In the 1700's, alcohol consumption was regarded as just another drink. It was consumed regularly throughout the day. The average colonist drank approximately seven gallons of alcohol per year, over 3 times what American's drink now.

Benjamin Franklin

Franklin was very fond of alcohol. He published The Drinker's Dictionary is a list of 228 "round-about phrases" to describe drunkenness. It was published January 6, 1737 in the Pennsylvania Gazette. 

John Handcock

Before John Hancock put his pen to the Declaration of Independence to create the most famous signature of all time, he smuggled booze into the colonies to avoid British taxes.
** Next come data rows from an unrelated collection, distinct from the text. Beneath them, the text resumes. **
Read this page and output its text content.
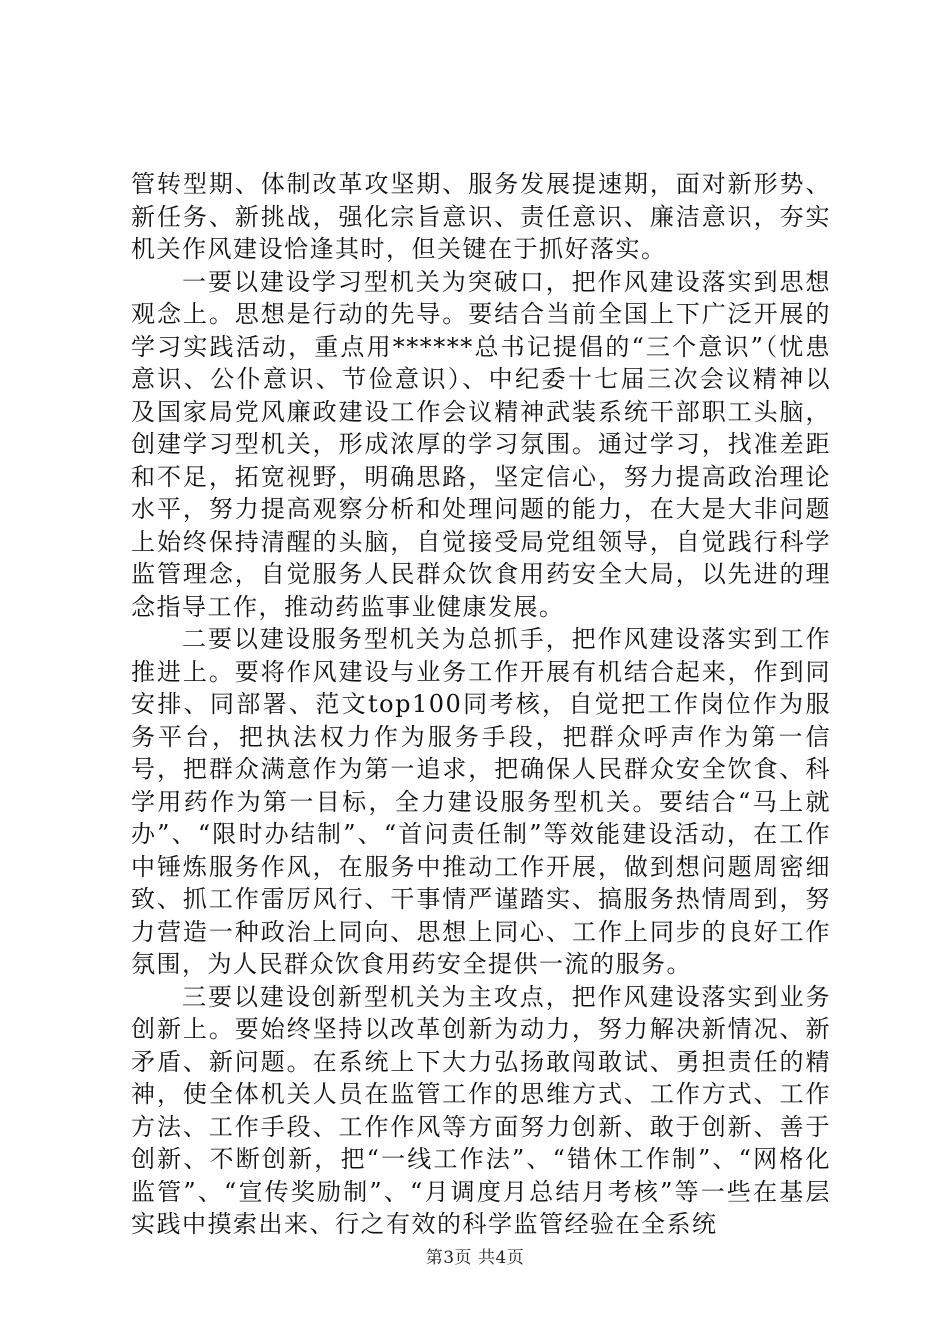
管转型期、体制改革攻坚期、服务发展提速期，面对新形势、新任务、新挑战，强化宗旨意识、责任意识、廉洁意识，夯实机关作风建设恰逢其时，但关键在于抓好落实。

一要以建设学习型机关为突破口，把作风建设落实到思想观念上。思想是行动的先导。要结合当前全国上下广泛开展的学习实践活动，重点用******总书记提倡的“三个意识”（忧患意识、公仆意识、节俭意识）、中纪委十七届三次会议精神以及国家局党风廉政建设工作会议精神武装系统干部职工头脑，创建学习型机关，形成浓厚的学习氛围。通过学习，找准差距和不足，拓宽视野，明确思路，坚定信心，努力提高政治理论水平，努力提高观察分析和处理问题的能力，在大是大非问题上始终保持清醒的头脑，自觉接受局党组领导，自觉践行科学监管理念，自觉服务人民群众饮食用药安全大局，以先进的理念指导工作，推动药监事业健康发展。

二要以建设服务型机关为总抓手，把作风建设落实到工作推进上。要将作风建设与业务工作开展有机结合起来，作到同安排、同部署、范文top100同考核，自觉把工作岗位作为服务平台，把执法权力作为服务手段，把群众呼声作为第一信号，把群众满意作为第一追求，把确保人民群众安全饮食、科学用药作为第一目标，全力建设服务型机关。要结合“马上就办”、“限时办结制”、“首问责任制”等效能建设活动，在工作中锤炼服务作风，在服务中推动工作开展，做到想问题周密细致、抓工作雷厉风行、干事情严谨踏实、搞服务热情周到，努力营造一种政治上同向、思想上同心、工作上同步的良好工作氛围，为人民群众饮食用药安全提供一流的服务。

三要以建设创新型机关为主攻点，把作风建设落实到业务创新上。要始终坚持以改革创新为动力，努力解决新情况、新矛盾、新问题。在系统上下大力弘扬敢闯敢试、勇担责任的精神，使全体机关人员在监管工作的思维方式、工作方式、工作方法、工作手段、工作作风等方面努力创新、敢于创新、善于创新、不断创新，把“一线工作法”、“错休工作制”、“网格化监管”、“宣传奖励制”、“月调度月总结月考核”等一些在基层实践中摸索出来、行之有效的科学监管经验在全系统

第3页 共4页
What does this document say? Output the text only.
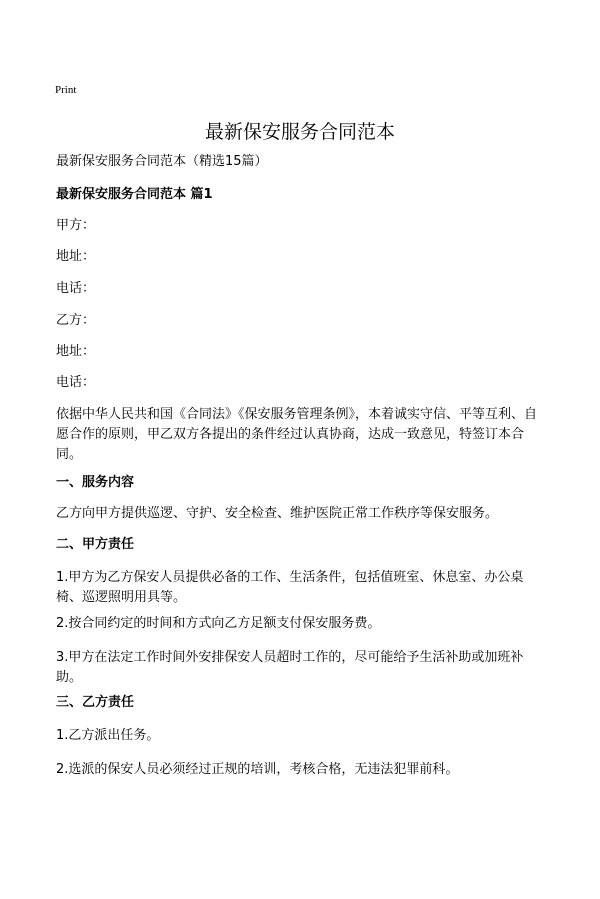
Print
最新保安服务合同范本

最新保安服务合同范本（精选15篇）

最新保安服务合同范本 篇1

甲方：

地址：

电话：

乙方：

地址：

电话：

依据中华人民共和国《合同法》《保安服务管理条例》，本着诚实守信、平等互利、自愿合作的原则，甲乙双方各提出的条件经过认真协商，达成一致意见，特签订本合同。

一、服务内容

乙方向甲方提供巡逻、守护、安全检查、维护医院正常工作秩序等保安服务。

二、甲方责任

1.甲方为乙方保安人员提供必备的工作、生活条件，包括值班室、休息室、办公桌椅、巡逻照明用具等。

2.按合同约定的时间和方式向乙方足额支付保安服务费。

3.甲方在法定工作时间外安排保安人员超时工作的，尽可能给予生活补助或加班补助。

三、乙方责任

1.乙方派出任务。

2.选派的保安人员必须经过正规的培训，考核合格，无违法犯罪前科。
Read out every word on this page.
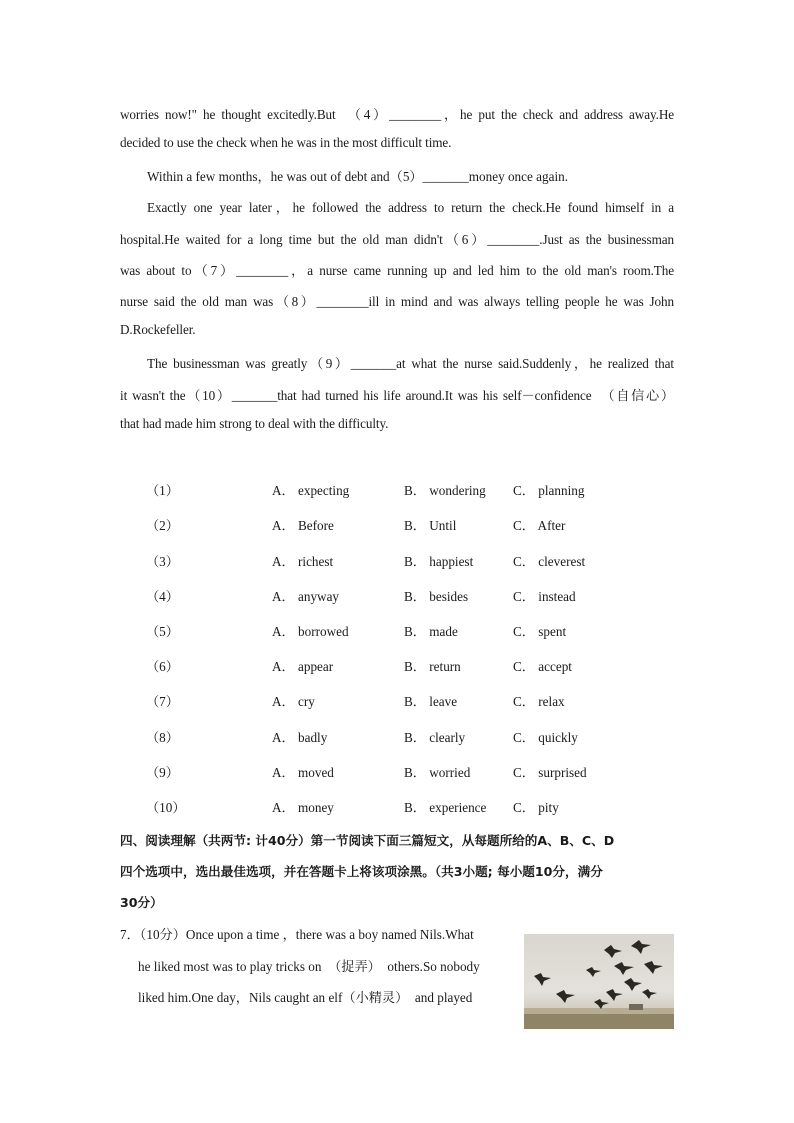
worries now!" he thought excitedly.But  （4）________，he put the check and address away.He
decided to use the check when he was in the most difficult time.
Within a few months，he was out of debt and（5）_______money once again.
Exactly one year later，he followed the address to return the check.He found himself in a
hospital.He waited for a long time but the old man didn't（6）________.Just as the businessman
was about to（7）________，a nurse came running up and led him to the old man's room.The
nurse said the old man was（8）________ill in mind and was always telling people he was John
D.Rockefeller.
The businessman was greatly（9）_______at what the nurse said.Suddenly，he realized that
it wasn't the（10）_______that had turned his life around.It was his self－confidence  （自信心）
that had made him strong to deal with the difficulty.
（1）	A． expecting	B． wondering C． planning
（2）	A． Before	B． Until	C． After
（3）	A． richest	B． happiest	C． cleverest
（4）	A． anyway	B． besides	C． instead
（5）	A． borrowed	B． made	C． spent
（6）	A． appear	B． return	C． accept
（7）	A． cry	B． leave	C． relax
（8）	A． badly	B． clearly	C． quickly
（9）	A． moved	B． worried	C． surprised
（10）	A． money	B． experience C． pity
四、阅读理解（共两节: 计40分）第一节阅读下面三篇短文，从每题所给的A、B、C、D
四个选项中，选出最佳选项，并在答题卡上将该项涂黑。（共3小题; 每小题10分，满分
30分）
7．（10分）Once upon a time ，there was a boy named Nils.What
he liked most was to play tricks on  （捉弄）  others.So nobody
liked him.One day，Nils caught an elf（小精灵）  and played
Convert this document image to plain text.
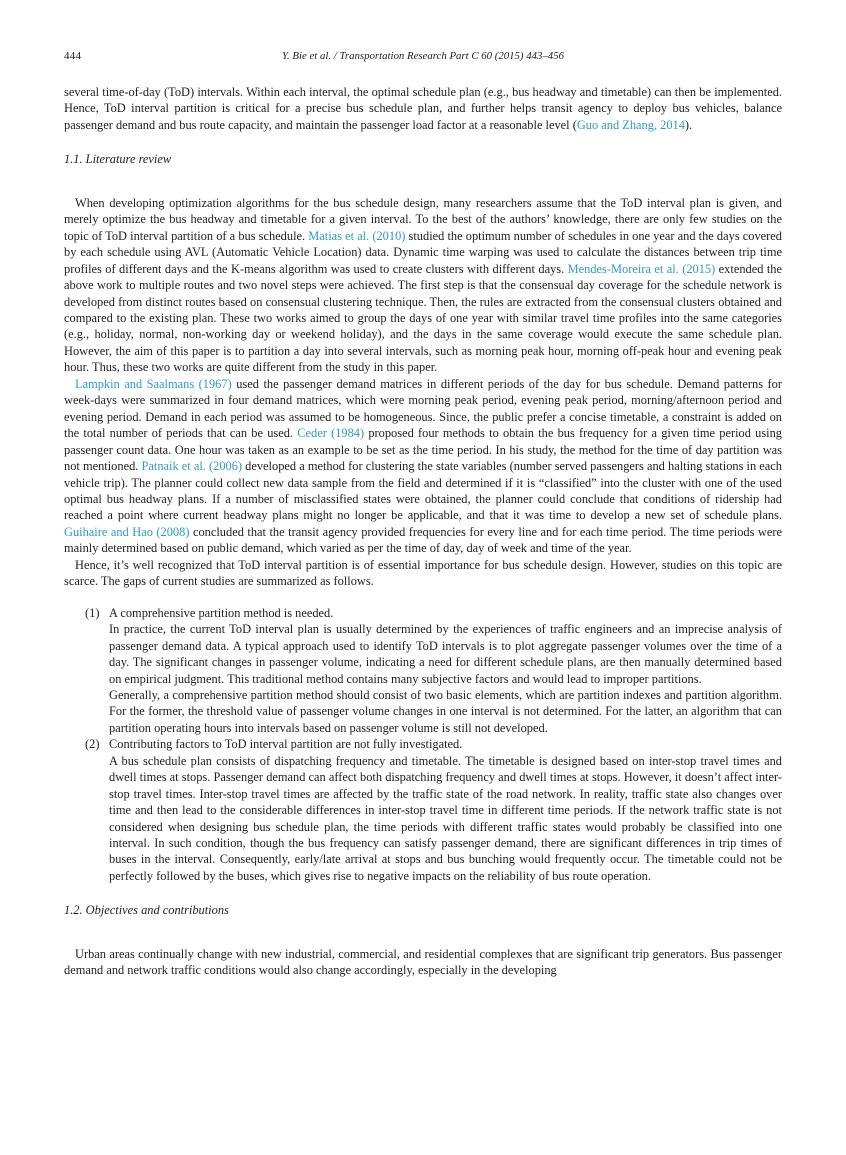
444	Y. Bie et al. / Transportation Research Part C 60 (2015) 443–456

several time-of-day (ToD) intervals. Within each interval, the optimal schedule plan (e.g., bus headway and timetable) can then be implemented. Hence, ToD interval partition is critical for a precise bus schedule plan, and further helps transit agency to deploy bus vehicles, balance passenger demand and bus route capacity, and maintain the passenger load factor at a reasonable level (Guo and Zhang, 2014).

1.1. Literature review

When developing optimization algorithms for the bus schedule design, many researchers assume that the ToD interval plan is given, and merely optimize the bus headway and timetable for a given interval. To the best of the authors’ knowledge, there are only few studies on the topic of ToD interval partition of a bus schedule. Matias et al. (2010) studied the optimum number of schedules in one year and the days covered by each schedule using AVL (Automatic Vehicle Location) data. Dynamic time warping was used to calculate the distances between trip time profiles of different days and the K-means algorithm was used to create clusters with different days. Mendes-Moreira et al. (2015) extended the above work to multiple routes and two novel steps were achieved. The first step is that the consensual day coverage for the schedule network is developed from distinct routes based on consensual clustering technique. Then, the rules are extracted from the consensual clusters obtained and compared to the existing plan. These two works aimed to group the days of one year with similar travel time profiles into the same categories (e.g., holiday, normal, non-working day or weekend holiday), and the days in the same coverage would execute the same schedule plan. However, the aim of this paper is to partition a day into several intervals, such as morning peak hour, morning off-peak hour and evening peak hour. Thus, these two works are quite different from the study in this paper.

Lampkin and Saalmans (1967) used the passenger demand matrices in different periods of the day for bus schedule. Demand patterns for week-days were summarized in four demand matrices, which were morning peak period, evening peak period, morning/afternoon period and evening period. Demand in each period was assumed to be homogeneous. Since, the public prefer a concise timetable, a constraint is added on the total number of periods that can be used. Ceder (1984) proposed four methods to obtain the bus frequency for a given time period using passenger count data. One hour was taken as an example to be set as the time period. In his study, the method for the time of day partition was not mentioned. Patnaik et al. (2006) developed a method for clustering the state variables (number served passengers and halting stations in each vehicle trip). The planner could collect new data sample from the field and determined if it is “classified” into the cluster with one of the used optimal bus headway plans. If a number of misclassified states were obtained, the planner could conclude that conditions of ridership had reached a point where current headway plans might no longer be applicable, and that it was time to develop a new set of schedule plans. Guihaire and Hao (2008) concluded that the transit agency provided frequencies for every line and for each time period. The time periods were mainly determined based on public demand, which varied as per the time of day, day of week and time of the year.

Hence, it’s well recognized that ToD interval partition is of essential importance for bus schedule design. However, studies on this topic are scarce. The gaps of current studies are summarized as follows.

(1) A comprehensive partition method is needed.

In practice, the current ToD interval plan is usually determined by the experiences of traffic engineers and an imprecise analysis of passenger demand data. A typical approach used to identify ToD intervals is to plot aggregate passenger volumes over the time of a day. The significant changes in passenger volume, indicating a need for different schedule plans, are then manually determined based on empirical judgment. This traditional method contains many subjective factors and would lead to improper partitions.

Generally, a comprehensive partition method should consist of two basic elements, which are partition indexes and partition algorithm. For the former, the threshold value of passenger volume changes in one interval is not determined. For the latter, an algorithm that can partition operating hours into intervals based on passenger volume is still not developed.

(2) Contributing factors to ToD interval partition are not fully investigated.

A bus schedule plan consists of dispatching frequency and timetable. The timetable is designed based on inter-stop travel times and dwell times at stops. Passenger demand can affect both dispatching frequency and dwell times at stops. However, it doesn’t affect inter-stop travel times. Inter-stop travel times are affected by the traffic state of the road network. In reality, traffic state also changes over time and then lead to the considerable differences in inter-stop travel time in different time periods. If the network traffic state is not considered when designing bus schedule plan, the time periods with different traffic states would probably be classified into one interval. In such condition, though the bus frequency can satisfy passenger demand, there are significant differences in trip times of buses in the interval. Consequently, early/late arrival at stops and bus bunching would frequently occur. The timetable could not be perfectly followed by the buses, which gives rise to negative impacts on the reliability of bus route operation.

1.2. Objectives and contributions

Urban areas continually change with new industrial, commercial, and residential complexes that are significant trip generators. Bus passenger demand and network traffic conditions would also change accordingly, especially in the developing
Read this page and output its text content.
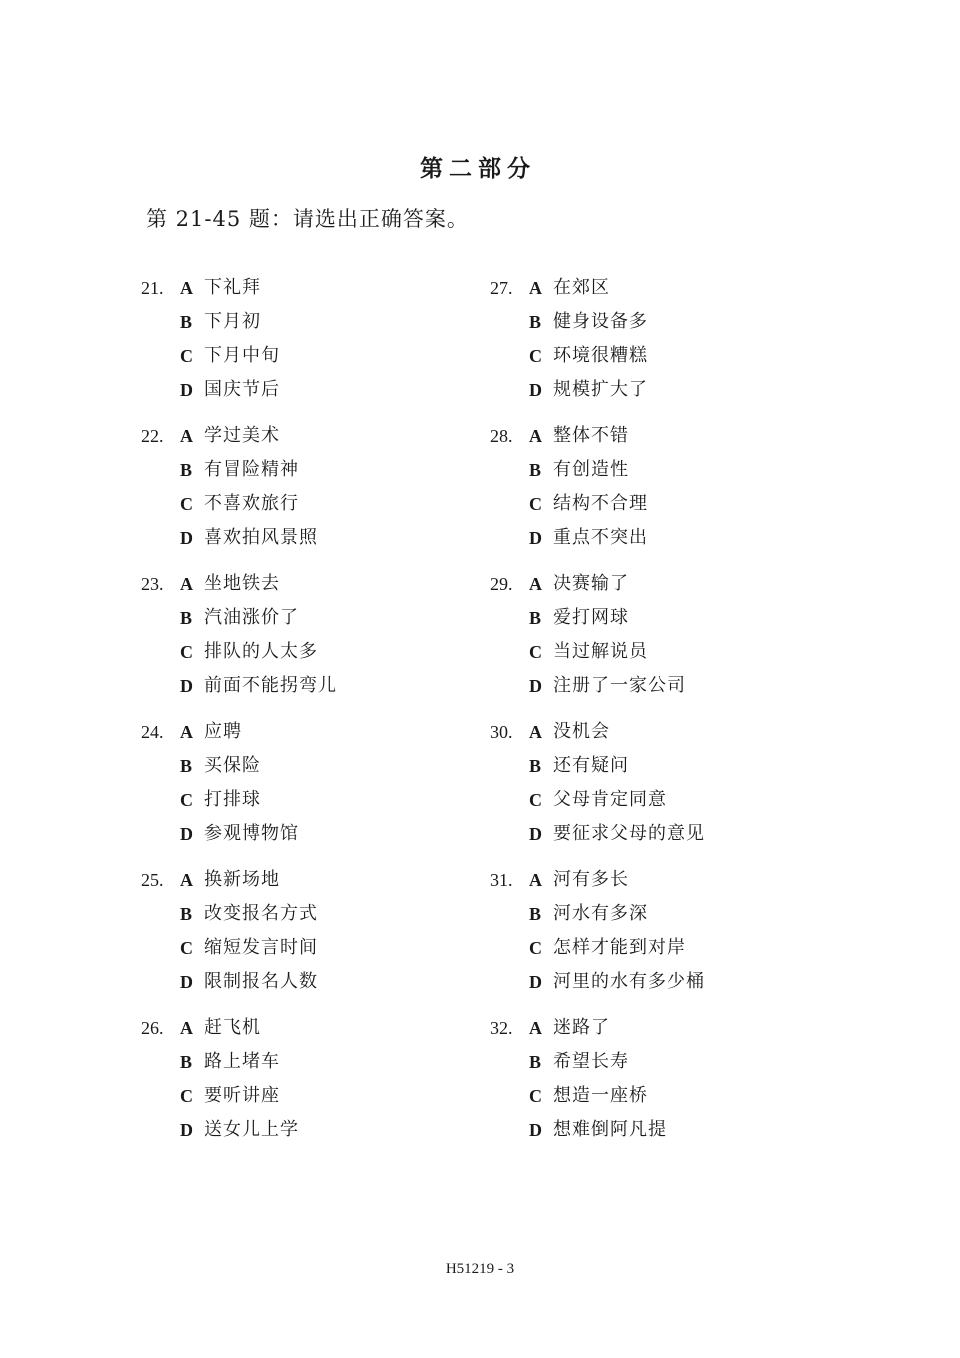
第二部分
第 21-45 题：请选出正确答案。
21. A 下礼拜
B 下月初
C 下月中旬
D 国庆节后
22. A 学过美术
B 有冒险精神
C 不喜欢旅行
D 喜欢拍风景照
23. A 坐地铁去
B 汽油涨价了
C 排队的人太多
D 前面不能拐弯儿
24. A 应聘
B 买保险
C 打排球
D 参观博物馆
25. A 换新场地
B 改变报名方式
C 缩短发言时间
D 限制报名人数
26. A 赶飞机
B 路上堵车
C 要听讲座
D 送女儿上学
27. A 在郊区
B 健身设备多
C 环境很糟糕
D 规模扩大了
28. A 整体不错
B 有创造性
C 结构不合理
D 重点不突出
29. A 决赛输了
B 爱打网球
C 当过解说员
D 注册了一家公司
30. A 没机会
B 还有疑问
C 父母肯定同意
D 要征求父母的意见
31. A 河有多长
B 河水有多深
C 怎样才能到对岸
D 河里的水有多少桶
32. A 迷路了
B 希望长寿
C 想造一座桥
D 想难倒阿凡提
H51219 - 3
In 1768, a year after the Townshend Acts started trying to tell him how to run his business, British customs officials seized Hancock’s ship, defiantly named The Liberty, in Boston Harbor, accusing him of smuggling about 100,000 gallons of wine and Madeira (a wine fortified with rum), of which he was most certainly and proudly guilty.

 
However, in true Bostonian fashion, angry colonists literally dragged the customs ship out of harbor to Boston Common, where they proceeded to burn it in a giant bonfire.

Sam Adams

By 1773, the British had implemented another tax on the colonist, this time on tea. After a night of heated and rowdy drinking at the Green Dragon Tavern, Sam Adams led the Sons of Liberty to Boston Harbor.

 

The British ship they ransacked contained valuable rum aboard, which the Sons of Liberty first drank before they famously threw the King’s tea overboard.

Thomas Jefferson

As president, Thomas Jefferson imported more than 20,000 bottles of wine for his personal collection.

George Washington

Washington loved wine. He would drink as many as 4 bottle and dance the night away. After his presidency, he opened one of the largest whiskey distilleries in the country at Mount Vernon that produced 11,000 gallons in 1799.

John Adams

Adams began every day with a draft of hard cider before breakfast. He drank three glasses of Madeira, a wine fortified with rum, every night before bed. 

Paul Revere

In 1775, Paul Revere famously rode out of Boston at midnight to warn his fellow patriots that British were planning a march on Lexington. He was able to spread the word so fast and effectively by stopping at many different taverns. According to his own journals, he would have a few sips during his stops.